* American banking groups have strongly criticized the Office of the Comptroller of the Currency (OCC) for approving national trust charters for several crypto companies.
* They say that charters provide a status similar to banks without coverage from the Federal Deposit Insurance Corporation (FDIC) or full capital and liquidity requirements.
* These groups warn that this may confuse consumers, encourage regulatory arbitrage, and leave regulators unprepared to deal with any failures in the sector.
The American banking industry challenged the Coordinator's approach from the Office of the Comptroller of the Currency (OCC). This resistance targets the regulatory body's efforts to integrate cryptocurrency firms into the federal banking system.
On December 12, the OCC issued conditional approval for a national trust charter for five digital asset companies, including Ripple, Fidelity, Paxos, the First National Digital Currency Bank, and BitGo. The banking regulator confirmed that digital currency applicants underwent the same "rigorous review" required of any applicant for a national bank charter.
The American banking industry challenges the OCC's move
However, the American Bankers Association (ABA) and the Independent Community Bankers of America (ICBA) argue that the OCC's actions create a two-tier banking system.
Their central claim is that fintech and cryptocurrency companies are granted prestigious national charters without carrying federal deposit insurance (FDIC) coverage or meeting the traditional capital and liquidity standards required from full-service banks.
The groups argue that this structure encourages what they describe as regulatory arbitrage at the federal level. By obtaining a national charter, cryptocurrency companies can benefit from the federal prohibition on state money transmission laws. At the same time, they avoid many compliance obligations that apply to insured depository institutions.
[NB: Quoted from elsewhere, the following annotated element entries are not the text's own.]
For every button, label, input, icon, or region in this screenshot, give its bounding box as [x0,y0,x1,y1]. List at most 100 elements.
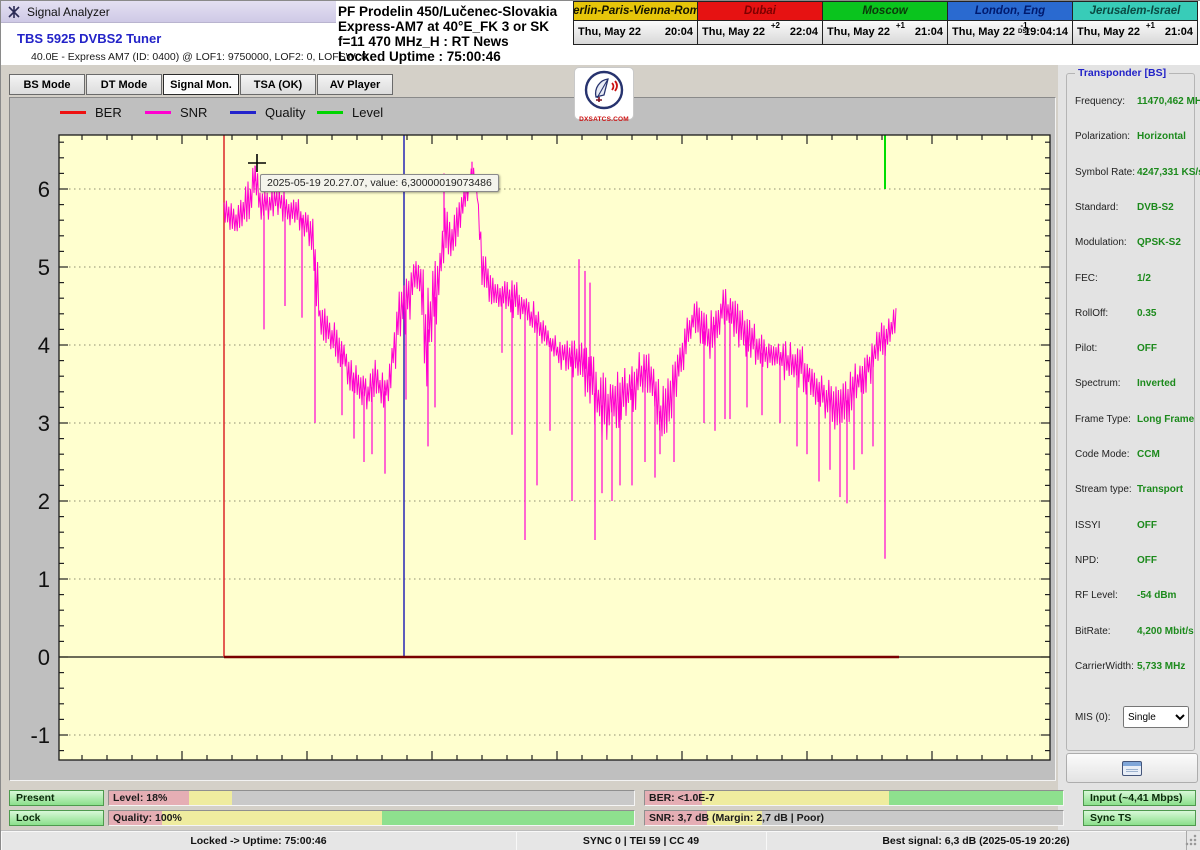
clock-date: Thu, May 22 [578,26,641,38]
row-value: Horizontal [1137,131,1186,142]
status-uptime: Locked -> Uptime: 75:00:46 [1,831,517,850]
row-value: 0.35 [1137,308,1156,319]
row-label: Pilot: [1075,343,1097,354]
clock-time: 20:04 [665,26,693,38]
snr-bar: SNR: 3,7 dB (Margin: 2,7 dB | Poor) [644,810,1064,826]
clock-time-row: Thu, May 22 19:04:14-1DST [948,21,1072,44]
row-value: 4,200 Mbit/s [1137,626,1194,637]
clock-utc-offset: -1DST [1018,22,1030,36]
row-label: Modulation: [1075,237,1127,248]
resize-grip[interactable] [1184,833,1197,846]
transponder-row-symbol-rate-: Symbol Rate:4247,331 KS/s [1075,167,1187,181]
header-line-frequency: f=11 470 MHz_H : RT News [338,34,588,49]
row-value: OFF [1137,520,1157,531]
transponder-row-stream-type-: Stream type:Transport [1075,484,1187,498]
snr-chart[interactable]: 6543210-1 [10,98,1055,780]
ber-bar: BER: <1.0E-7 [644,790,1064,806]
groupbox-title: Transponder [BS] [1075,67,1169,79]
transponder-sidebar: Transponder [BS] Frequency:11470,462 MHz… [1058,65,1200,850]
quality-bar: Quality: 100% [108,810,635,826]
row-value: OFF [1137,555,1157,566]
row-label: Code Mode: [1075,449,1129,460]
bar-segment [189,791,232,805]
status-sync-counters: SYNC 0 | TEI 59 | CC 49 [516,831,767,850]
mode-tabs: BS ModeDT ModeSignal Mon.TSA (OK)AV Play… [9,74,393,95]
bar-label: Level: 18% [113,792,167,804]
clock-date: Thu, May 22 [827,26,890,38]
tab-dt-mode[interactable]: DT Mode [86,74,162,95]
header-line-antenna: PF Prodelin 450/Lučenec-Slovakia [338,4,588,19]
row-label: Spectrum: [1075,378,1121,389]
clock-time: 19:04:14 [1024,26,1068,38]
row-value: Inverted [1137,378,1176,389]
row-label: Standard: [1075,202,1118,213]
row-label: Polarization: [1075,131,1130,142]
row-label: RF Level: [1075,590,1118,601]
input-bitrate-indicator: Input (~4,41 Mbps) [1083,790,1196,806]
svg-text:3: 3 [38,411,50,436]
clock-time: 21:04 [1165,26,1193,38]
antenna-header: PF Prodelin 450/Lučenec-Slovakia Express… [338,4,588,64]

Rob Nichols, head of the Applied Behavior Agency, said that approvals "blur the lines" of what constitutes a bank. He also asserts that this erosion of definitions risks undermining the integrity of the charter itself.
In her opinion, expanding the powers of the secretariat for companies that do not perform traditional credit duties creates a class of institutions that resemble banks in name and scope but lack similar oversight.
In addition to competitive concerns, banking groups warn that consumers may have difficulty distinguishing between insured banks and national entities that hold large amounts of uninsured digital assets. They argue that the open oversight office has not adequately explained how it would manage the failure of such an entity, especially if it holds billions of dollars in digital assets outside the traditional safety net.
ICBA wants to halt the charter
The International Council of Legal Oversight also challenged the legal authority of the Office of Legal Oversight in issuing the charter. The group focused its criticism on Interpretive Letter No. 1176. This guidance allowed fund banks to engage in non-credit activities such as holding reserves of stablecoins.
Rebecca Romero Rainey, chairwoman of the International Council of ISBAN, described this move as a "radical political change" that extends beyond its historical goal. She added: "The dramatic change in OCC policy under Interpretive Letter #1176 represents a departure from the role of traditional credit companies and allows for an inconsistent regulatory framework that threatens financial instability — requiring the agency to change course."
The group argues that the cooperative consumer office effectively allows non-bank fintech companies to borrow the credibility of the American banking system while avoiding the "full scope" of regulations imposed on insured institutions.
In light of this, both trade groups called for an immediate halt and rescission of approvals. They warn that the current framework may produce institutions that the Cooperative Coordination Office "will not be prepared to resolve in an orderly manner," and that such a failure could leave traditional banks and the broader financial system exposed.